Fiscal Pressure - Tax hikes are not the solution
South Africa suffers from a trifecta of social challenges, namely: inequality, poverty and high levels of unemployment. This, when coupled with the state of economic stagflation, rampant government expenditure and bureaucratic paralysis is creating unprecedented fiscal pressure.
Tax revenue, as described in the Medium Term Budget Policy Statement, is projected to fall short of the 2017 Budget estimate by ZAR 50.8 billion, the largest under-collection since the 2009 recession. The shortfall can be reduced either through fiscal consolidation or by increasing taxes and cutting costs.
On Friday, 24 November Standard & Poor's Global Ratings lowered South Africa's rand debt to "junk-status" and cut the foreign-currency rating to two levels below investment grade. In response, President Jacob Zuma tasked the Minister of Finance and Presidential Fiscal Committee to cut spending by ZAR 25 billion in next year's budget and find ways to add ZAR 15 billion to the nations revenue. Given South Africa's narrow and deep tax base, where a limited number of people are highly taxed, further increasing taxes is a contrived solution.

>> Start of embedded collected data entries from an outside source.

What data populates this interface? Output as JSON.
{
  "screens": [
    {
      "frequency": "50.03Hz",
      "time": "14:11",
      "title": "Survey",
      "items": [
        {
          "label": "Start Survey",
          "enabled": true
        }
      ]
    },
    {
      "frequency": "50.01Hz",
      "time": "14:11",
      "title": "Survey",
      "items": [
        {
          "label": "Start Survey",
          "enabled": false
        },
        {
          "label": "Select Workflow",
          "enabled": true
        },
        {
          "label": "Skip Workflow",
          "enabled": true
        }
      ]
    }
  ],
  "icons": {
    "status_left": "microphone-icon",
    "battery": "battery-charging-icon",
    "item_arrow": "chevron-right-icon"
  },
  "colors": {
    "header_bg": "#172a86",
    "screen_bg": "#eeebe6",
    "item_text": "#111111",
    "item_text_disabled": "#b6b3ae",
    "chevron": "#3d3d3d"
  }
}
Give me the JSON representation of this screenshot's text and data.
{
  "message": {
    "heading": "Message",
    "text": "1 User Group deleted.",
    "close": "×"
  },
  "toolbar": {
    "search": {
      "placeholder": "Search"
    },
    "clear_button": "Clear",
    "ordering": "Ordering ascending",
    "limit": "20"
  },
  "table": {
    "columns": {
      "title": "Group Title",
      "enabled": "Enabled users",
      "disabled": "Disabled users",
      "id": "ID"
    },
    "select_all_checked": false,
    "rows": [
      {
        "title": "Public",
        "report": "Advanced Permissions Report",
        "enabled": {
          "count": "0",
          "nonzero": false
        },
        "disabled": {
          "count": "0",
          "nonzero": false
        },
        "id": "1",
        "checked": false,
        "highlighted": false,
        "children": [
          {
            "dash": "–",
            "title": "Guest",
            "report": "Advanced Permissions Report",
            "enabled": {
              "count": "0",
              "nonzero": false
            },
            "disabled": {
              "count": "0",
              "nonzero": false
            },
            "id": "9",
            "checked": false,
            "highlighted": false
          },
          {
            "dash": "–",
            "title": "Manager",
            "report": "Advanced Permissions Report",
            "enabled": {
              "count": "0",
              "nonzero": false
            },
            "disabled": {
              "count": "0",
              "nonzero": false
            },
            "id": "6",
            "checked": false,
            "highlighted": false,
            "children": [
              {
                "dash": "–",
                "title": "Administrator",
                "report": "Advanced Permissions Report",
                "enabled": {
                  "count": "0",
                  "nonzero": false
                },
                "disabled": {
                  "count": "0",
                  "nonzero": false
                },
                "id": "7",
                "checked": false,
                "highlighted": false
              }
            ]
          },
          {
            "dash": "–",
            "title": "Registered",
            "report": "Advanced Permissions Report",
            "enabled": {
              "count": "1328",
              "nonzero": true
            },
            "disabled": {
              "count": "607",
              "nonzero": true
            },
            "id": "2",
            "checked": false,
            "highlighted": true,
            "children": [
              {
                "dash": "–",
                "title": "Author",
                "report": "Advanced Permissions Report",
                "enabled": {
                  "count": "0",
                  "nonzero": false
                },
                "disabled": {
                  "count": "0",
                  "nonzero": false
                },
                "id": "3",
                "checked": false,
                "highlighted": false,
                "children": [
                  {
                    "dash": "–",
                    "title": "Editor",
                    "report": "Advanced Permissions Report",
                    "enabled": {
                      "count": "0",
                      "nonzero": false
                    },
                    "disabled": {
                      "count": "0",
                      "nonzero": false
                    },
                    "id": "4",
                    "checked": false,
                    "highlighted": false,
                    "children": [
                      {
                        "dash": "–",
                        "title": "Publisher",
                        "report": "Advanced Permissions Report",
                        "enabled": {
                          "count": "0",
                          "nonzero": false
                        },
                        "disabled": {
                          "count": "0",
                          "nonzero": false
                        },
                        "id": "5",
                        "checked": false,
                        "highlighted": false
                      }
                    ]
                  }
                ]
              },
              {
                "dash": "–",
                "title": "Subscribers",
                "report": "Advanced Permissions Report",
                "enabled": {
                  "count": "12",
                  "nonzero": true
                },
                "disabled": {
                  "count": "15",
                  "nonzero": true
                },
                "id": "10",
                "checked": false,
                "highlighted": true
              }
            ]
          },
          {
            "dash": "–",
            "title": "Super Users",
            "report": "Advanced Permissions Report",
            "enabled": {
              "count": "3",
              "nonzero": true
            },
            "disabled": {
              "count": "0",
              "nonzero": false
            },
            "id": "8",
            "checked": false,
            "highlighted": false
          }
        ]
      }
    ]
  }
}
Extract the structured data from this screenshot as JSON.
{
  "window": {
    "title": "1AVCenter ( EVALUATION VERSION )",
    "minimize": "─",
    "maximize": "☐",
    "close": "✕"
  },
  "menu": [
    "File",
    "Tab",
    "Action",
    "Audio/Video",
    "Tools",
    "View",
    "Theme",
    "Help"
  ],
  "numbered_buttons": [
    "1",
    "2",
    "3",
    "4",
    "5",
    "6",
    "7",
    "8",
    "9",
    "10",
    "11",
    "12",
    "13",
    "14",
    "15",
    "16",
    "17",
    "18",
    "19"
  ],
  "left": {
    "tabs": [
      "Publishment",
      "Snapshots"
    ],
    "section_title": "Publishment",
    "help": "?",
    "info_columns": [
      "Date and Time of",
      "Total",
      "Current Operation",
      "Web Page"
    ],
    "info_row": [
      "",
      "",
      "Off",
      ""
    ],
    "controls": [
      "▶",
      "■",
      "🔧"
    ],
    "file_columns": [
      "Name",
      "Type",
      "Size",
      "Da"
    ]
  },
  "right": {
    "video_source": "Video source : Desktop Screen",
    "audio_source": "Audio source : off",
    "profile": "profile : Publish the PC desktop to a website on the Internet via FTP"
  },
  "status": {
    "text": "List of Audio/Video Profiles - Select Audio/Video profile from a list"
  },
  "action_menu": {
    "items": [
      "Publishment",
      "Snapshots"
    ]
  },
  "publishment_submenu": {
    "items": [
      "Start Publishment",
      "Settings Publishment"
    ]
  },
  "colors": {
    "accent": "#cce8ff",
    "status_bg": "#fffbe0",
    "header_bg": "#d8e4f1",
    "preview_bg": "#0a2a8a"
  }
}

It has been suggested that the capital gains tax (CGT) rate be increased further so that the full capital gain realised on disposals is taxed. The CGT inclusion rates are currently 40% in respect of individuals and special trusts; 80% in respect of companies and 80% in respect of other trusts. The CGT rates stated above were only introduced on 1 March 2016.
Moreover, due to the recent increase in the maximum marginal income tax rate for individuals and trusts to 45%, the effective CGT rate increased from 16.4% to 18% for individuals and special trusts and from 32% to 36% for other trusts. The effective CGT rate for companies remains unchanged at 22.4%. In our view, the benefits of the above increases are yet to be fully-realised and any further increases in the effective CGT rates now would only serve to reduce the appetite of investors and make it more expensive for companies to conduct business. We submit that the cumulative effect of the above revisions should first be fully taken into account before additional taxes are introduced to overburden the already strained South African taxpayer.